In this week, seven years ago, I posted an entry called Happiness: Finding the Way. Yesterday, I wrote in an offering from Write Around the World for Amherst Writers & Artists. There are sessions going on until May 31. I was given a writing prompt that caused me to revisit my earlier blog post. The prompt: Imagine walking through a door that leads to your heart. Describe what you experience there. I was given fifteen minutes to respond. Here is what I wrote.
I imagine a pathway of steppingstones, white stones in brown earth, leading to a small rounded wooden door. It’s a hobbit door, an Alice-in-Wonderland door, a door almost-but-not-quite covered in dark green ivy leaves. I brush the leaves aside.
The knob turns easily, and the door opens inward to a dark passageway. Once through the dark, I enter a huge atrium filled with white natural light. I have a choice of four chambers to enter, one for each of the ancient elements: earth, water, fire, and air.
Earth
I enter the earth chamber first, into a pleasant earthy smell, what I used to smell when I dug in the earth as a child, when each fingernail had a line of black earth. It was a difficult task for my mother to get my hands pink and wrinkly again after soaking in water.
Water
I enter water, the second chamber. There is a roaring waterfall in this chamber. The sound is loud and the cold spray of water on my face is bracing. I feel inexplicably happy, giddy, filled with laughter. The waterfall has given me back my voice, the one I silenced so long for fear of the harm my words could do to others.

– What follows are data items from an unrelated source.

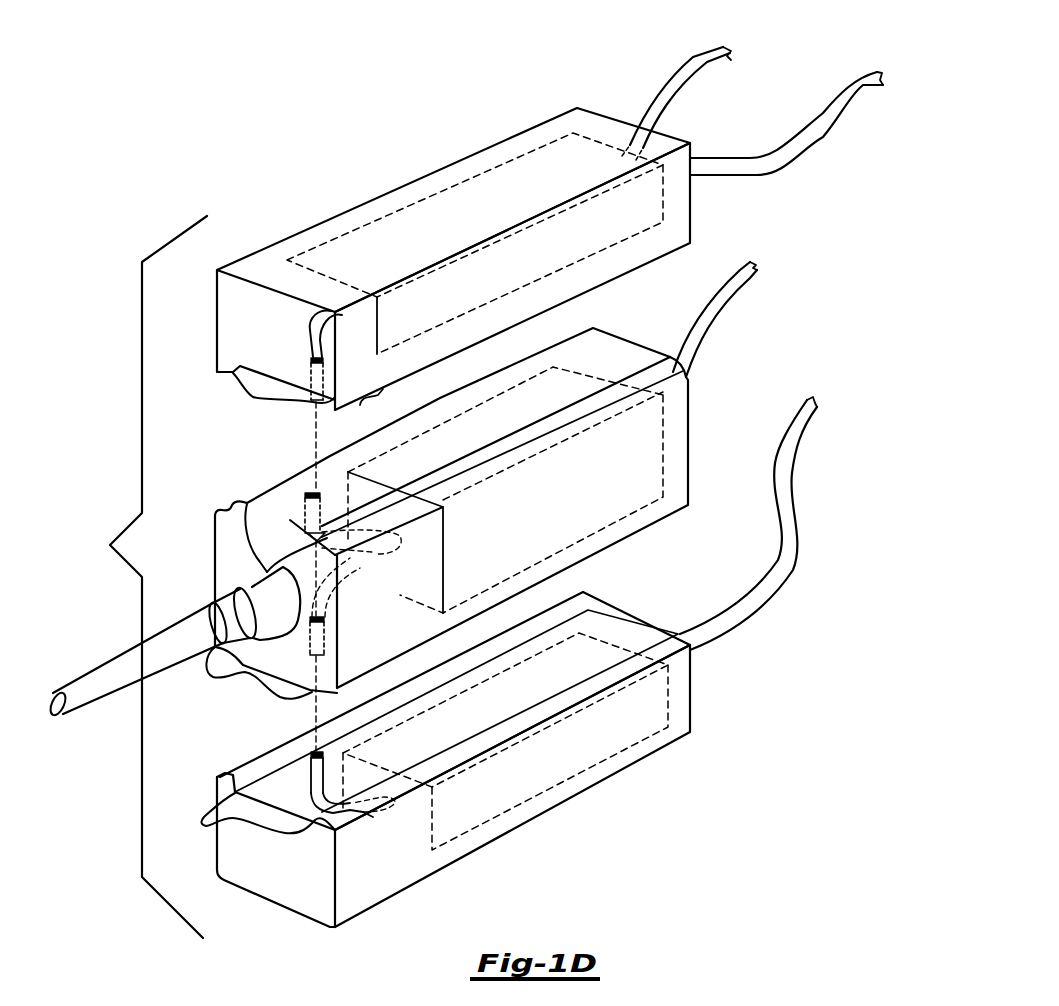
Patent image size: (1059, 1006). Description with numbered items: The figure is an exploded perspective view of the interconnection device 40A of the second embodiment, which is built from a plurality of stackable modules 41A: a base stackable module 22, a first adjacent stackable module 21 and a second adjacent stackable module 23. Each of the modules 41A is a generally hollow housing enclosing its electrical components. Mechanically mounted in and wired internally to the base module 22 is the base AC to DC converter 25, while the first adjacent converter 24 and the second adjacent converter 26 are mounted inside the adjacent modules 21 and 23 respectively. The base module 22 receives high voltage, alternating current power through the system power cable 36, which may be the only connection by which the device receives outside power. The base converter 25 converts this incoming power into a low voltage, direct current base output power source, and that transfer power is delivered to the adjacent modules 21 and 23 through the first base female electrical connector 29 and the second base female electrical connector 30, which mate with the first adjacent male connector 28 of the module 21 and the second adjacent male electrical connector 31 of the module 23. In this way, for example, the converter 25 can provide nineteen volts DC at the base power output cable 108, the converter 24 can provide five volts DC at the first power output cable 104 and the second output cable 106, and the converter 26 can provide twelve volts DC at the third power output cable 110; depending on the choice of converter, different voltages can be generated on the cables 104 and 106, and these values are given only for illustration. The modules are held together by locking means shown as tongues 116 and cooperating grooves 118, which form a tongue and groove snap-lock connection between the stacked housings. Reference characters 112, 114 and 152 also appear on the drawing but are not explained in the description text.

The interconnection device 40A is at (220, 162).
The stackable modules 41A is at (205, 336).
The first adjacent stackable module 21 is at (482, 270).
The base stackable module 22 is at (462, 539).
The second adjacent stackable module 23 is at (454, 759).
The first adjacent DC to DC converter 24 is at (450, 212).
The base AC to DC converter 25 is at (538, 400).
The second adjacent DC to DC converter 26 is at (496, 805).
The first adjacent male connector 28 is at (310, 372).
The first base female electrical connector 29 is at (316, 488).
The second base female electrical connector 30 is at (326, 635).
The second adjacent male electrical connector 31 is at (310, 768).
The system power cable 36 is at (83, 683).
The first power output cable 104 is at (667, 75).
The second output cable 106 is at (828, 112).
The base power output cable 108 is at (714, 312).
The third power output cable 110 is at (787, 572).
The clip 112 is at (284, 399).
The clip 114 is at (286, 572).
The tongues 116 is at (253, 675).
The grooves 118 is at (258, 823).
The tab 152 is at (365, 411).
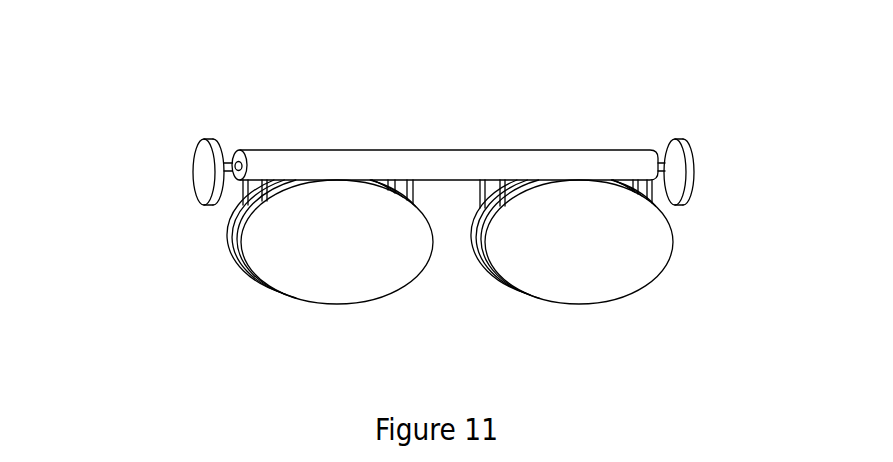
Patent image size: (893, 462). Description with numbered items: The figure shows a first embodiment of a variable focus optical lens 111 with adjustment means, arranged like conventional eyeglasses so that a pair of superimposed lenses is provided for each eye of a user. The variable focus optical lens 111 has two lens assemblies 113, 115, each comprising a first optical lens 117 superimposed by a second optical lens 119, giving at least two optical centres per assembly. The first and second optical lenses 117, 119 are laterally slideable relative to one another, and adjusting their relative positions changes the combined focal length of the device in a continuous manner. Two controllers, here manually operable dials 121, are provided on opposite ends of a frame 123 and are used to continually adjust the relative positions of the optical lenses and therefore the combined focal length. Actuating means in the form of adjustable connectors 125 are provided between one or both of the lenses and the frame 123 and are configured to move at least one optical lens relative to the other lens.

The variable focus optical lens 111 is at (126, 86).
The lens assembly 113 is at (328, 324).
The lens assembly 115 is at (589, 324).
The first optical lens 117 is at (293, 270).
The second optical lens 119 is at (228, 245).
The manually operable dial 121 is at (203, 177).
The frame 123 is at (537, 165).
The adjustable connector 125 is at (657, 193).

I was wrong. Others needed to hear the truth, the truth told skillfully and kindly. It’s taken most of my lifetime to learn these skills, but I take them as a gift, a gift given by a fairy-tale grandmother, the crone I met in the fire chamber.
Fire and Air
When I entered the third chamber, she was sitting on a log in the heart of a dense forest. Woodsmoke smell, sparks flying up into the air, a crackling sound. The woman was sitting still, wrapped in a dark shawl, her eyes glittering with the reflected fire.
I bowed my goodbye to her and walked back through the bright atrium to the fourth chamber, air. This room was filled with a rush of wind, cleansing wind blowing away all the dust and cobwebs that used to line this chamber. I move my hands, palms together, up to my chest in prayer position, in a position of gratitude. Thank you, I say.
And my fifteen minutes was up. This was the first time in seven years that I’d returned to this visualization of what’s in my heart, and I was encouraged to know that, emotionally and spiritually, my heart is healthier now than it was then.